Michael F. Ashby is a Cambridge University professor about new (and old) materials. By accident, I found his textbook about engineering materials Vol. 1 on research gate.
The textbook describes the important physical properties and physcis behind these properties. But also the availability and price are given some attention.
The book is of course illustrated with case studies. Hereunder we cite the case study about the support of a large telescope mirror.
The worlds largest single-mirror reflecting-telescope is sited on Mount Semivodrike,
near Zelenchukskaya in the Caucasus Mountains. The mirror is 6m (236 inches) in
diameter, but it has never worked very well. The largest satisfactory single-mirror
reflector is that at Mount Palomar in California; it is 5.08 m (200 inches) in diameter. To
be sufficiently rigid, the mirror (which is made of glass) is about 1 m thick and weighs
The cost of a 5m telescope is, like the telescope itself, astronomical – about UKE120 m or US$180 m. This cost varies roughly with the square of the weight of the mirror so it rises very steeply as the diameter of the mirror increases. The mirror itself accounts for about 5% of the total cost of the telescope. The rest goes on the mechanism which holds, positions and moves the mirror as it tracks across the sky
(Fig. 7.1). This must be so stiff that it can position the mirror relative to the collecting system with a precision about equal to that of the wavelength of light. At first sight, if you double the mass M of the mirror, you need only double the sections of the
structure which holds it in order to keep the stresses (and hence the strains and deflections) the same, but this is incorrect because the heavier structure deflects under its own weight.
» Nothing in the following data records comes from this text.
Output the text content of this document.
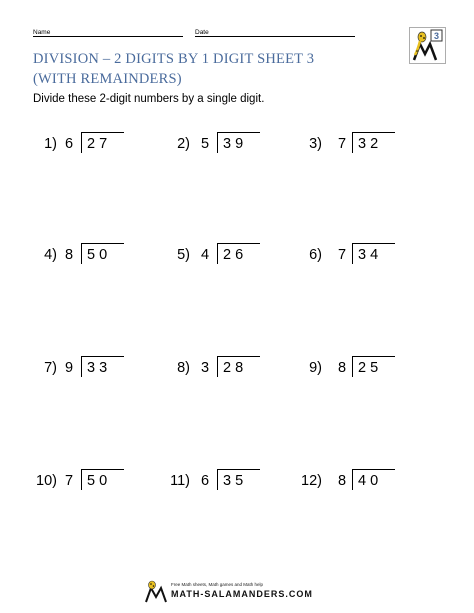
Name	Date	3
DIVISION – 2 DIGITS BY 1 DIGIT SHEET 3
(WITH REMAINDERS)
Divide these 2-digit numbers by a single digit.
1) 6 2 7	2) 5 3 9	3) 7 3 2
4) 8 5 0	5) 4 2 6	6) 7 3 4
7) 9 3 3	8) 3 2 8	9) 8 2 5
10) 7 5 0	11) 6 3 5	12) 8 4 0
Free Math sheets, Math games and Math help
MATH-SALAMANDERS.COM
In practice, you have to add more section to allow for this so
that the volume (and thus the cost) of the structure goes as M2. The main obstacle
to building such large telescopes is the cost. Before the turn of the century, mirrors were made of speculum metal, a copper-tin alloy (the Earl of Rosse (1800-18671, who lived in Ireland, used one to discover spiral galaxies) but they never got bigger than 1 m because of the weight. Since then, mirrors have been made of glass, silvered on the front surface, so none of the optical properties of the glass are used. Glass is chosen for its mechanical properties only; the 70 tonnes of glass is just a very elaborate support for 100 nm (about 30 g) of silver. Could one, by taking a radically new look at mirror design, suggest possible routes to the construction of larger mirrors which are much lighter (and therefore cheaper) than the present ones?
At the end, it is summarized in a material index, which is calculated for a few materials.
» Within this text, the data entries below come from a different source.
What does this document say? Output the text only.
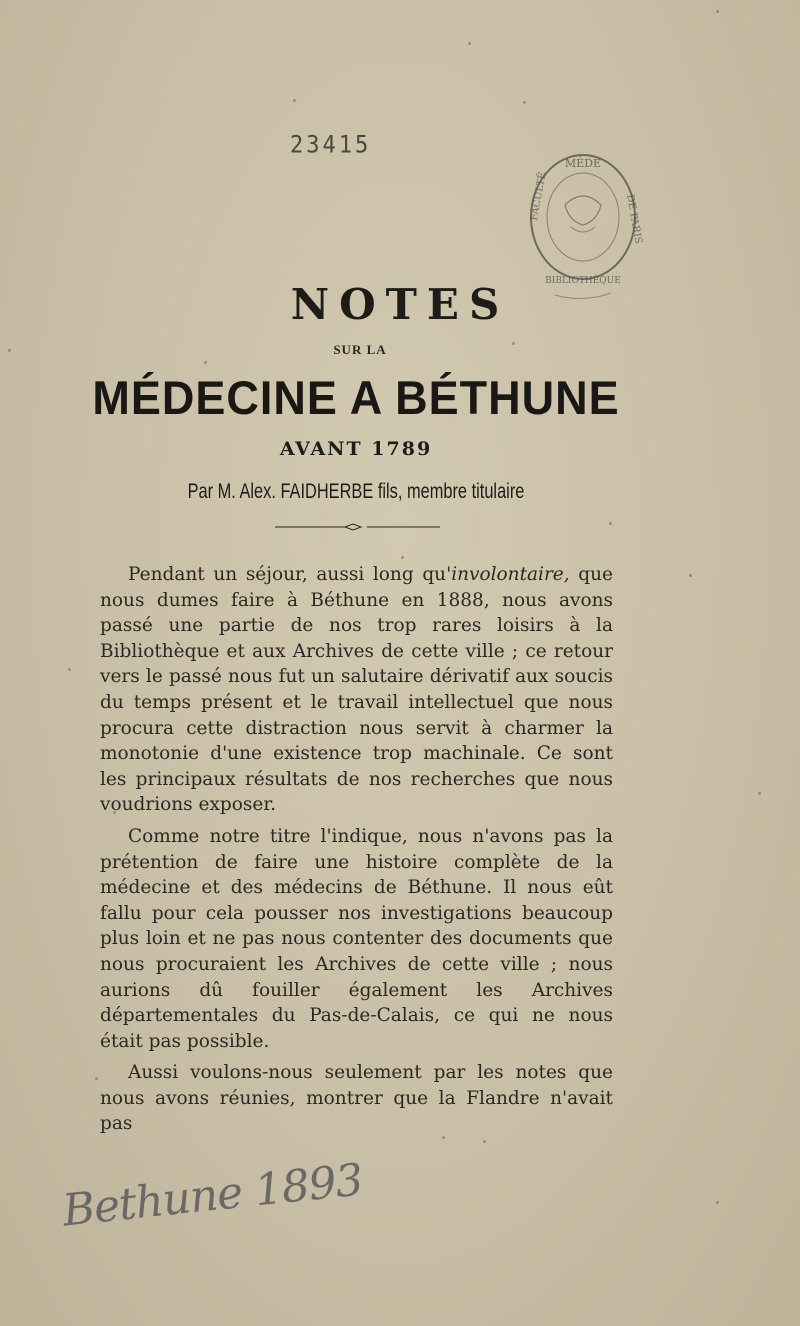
23415
MÉDE
BIBLIOTHÈQUE
FACULTÉ	DE PARIS
NOTES
SUR LA
MÉDECINE A BÉTHUNE
AVANT 1789
Par M. Alex. FAIDHERBE fils, membre titulaire

Pendant un séjour, aussi long qu'involontaire, que nous dumes faire à Béthune en 1888, nous avons passé une partie de nos trop rares loisirs à la Bibliothèque et aux Archives de cette ville ; ce retour vers le passé nous fut un salutaire dérivatif aux soucis du temps présent et le travail intellectuel que nous procura cette distraction nous servit à charmer la monotonie d'une existence trop machinale. Ce sont les principaux résultats de nos recherches que nous voudrions exposer.

Comme notre titre l'indique, nous n'avons pas la prétention de faire une histoire complète de la médecine et des médecins de Béthune. Il nous eût fallu pour cela pousser nos investigations beaucoup plus loin et ne pas nous contenter des documents que nous procuraient les Archives de cette ville ; nous aurions dû fouiller également les Archives départementales du Pas-de-Calais, ce qui ne nous était pas possible.

Aussi voulons-nous seulement par les notes que nous avons réunies, montrer que la Flandre n'avait pas

Bethune 1893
The following conclusions are taken:
The optimum material is CF’RP. The next best is polyurethane foam. Wood is obviously
impractical, but beryllium is good. Glass is better than steel, aluminium or concrete
(that is why most mirrors are made of glass), but a lot less good than beryllium, which
is used for mirrors when cost is not a concern.
But at the end, we find the inventive step:
The most obvious obstacle is the lack of stability of polymers – they change dimensions with age, humidity, temperature and so on. But glass itself can be foamed to give a material with a density not much larger than polyurethane foam, and the same stability as solid glass, so a study of this sort can suggest radically new solutions to design problems by showing how new classes of materials might be used.
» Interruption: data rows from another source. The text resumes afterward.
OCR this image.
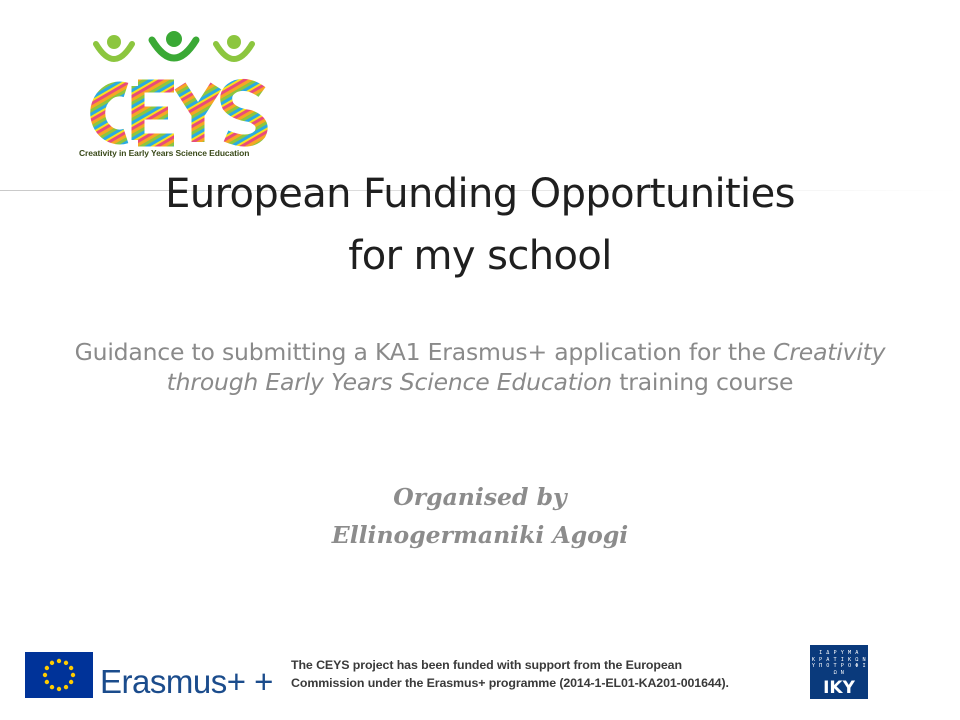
Creativity in Early Years Science Education
European Funding Opportunities
for my school

Guidance to submitting a KA1 Erasmus+ application for the Creativity through Early Years Science Education training course

Organised by
Ellinogermaniki Agogi

Erasmus+ + The CEYS project has been funded with support from the European
Commission under the Erasmus+ programme (2014-1-EL01-KA201-001644).
Ι Δ Ρ Υ Μ Α
Κ Ρ Α Τ Ι Κ Ω Ν
Υ Π Ο Τ Ρ Ο Φ Ι Ω Ν
IKY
Indeed, with low density cellular glass, we arrive at a material index = 0.1, which is the best value. However, with the usable dimensions of cellular glass (60 x 40 cm), the idea of building a large mirror cannot be realized with cellular glass. But the continous glass foaming technique as developed by GLAPOR allows dimensions up to 3.2 m. Even wider up to 6m (like for float glass) is possible in case there should a market for this large product. Indeed, light structures built from foamed recycled glass have a certain future.
Also Engineering Materials vol2 is available in pdf on nanotech. This book contains a nice chapter about glass and the production of glass articles. Also ceramics and more particular concrete are mentioned with a lot of data to be used for the calculation of an order of magnitude.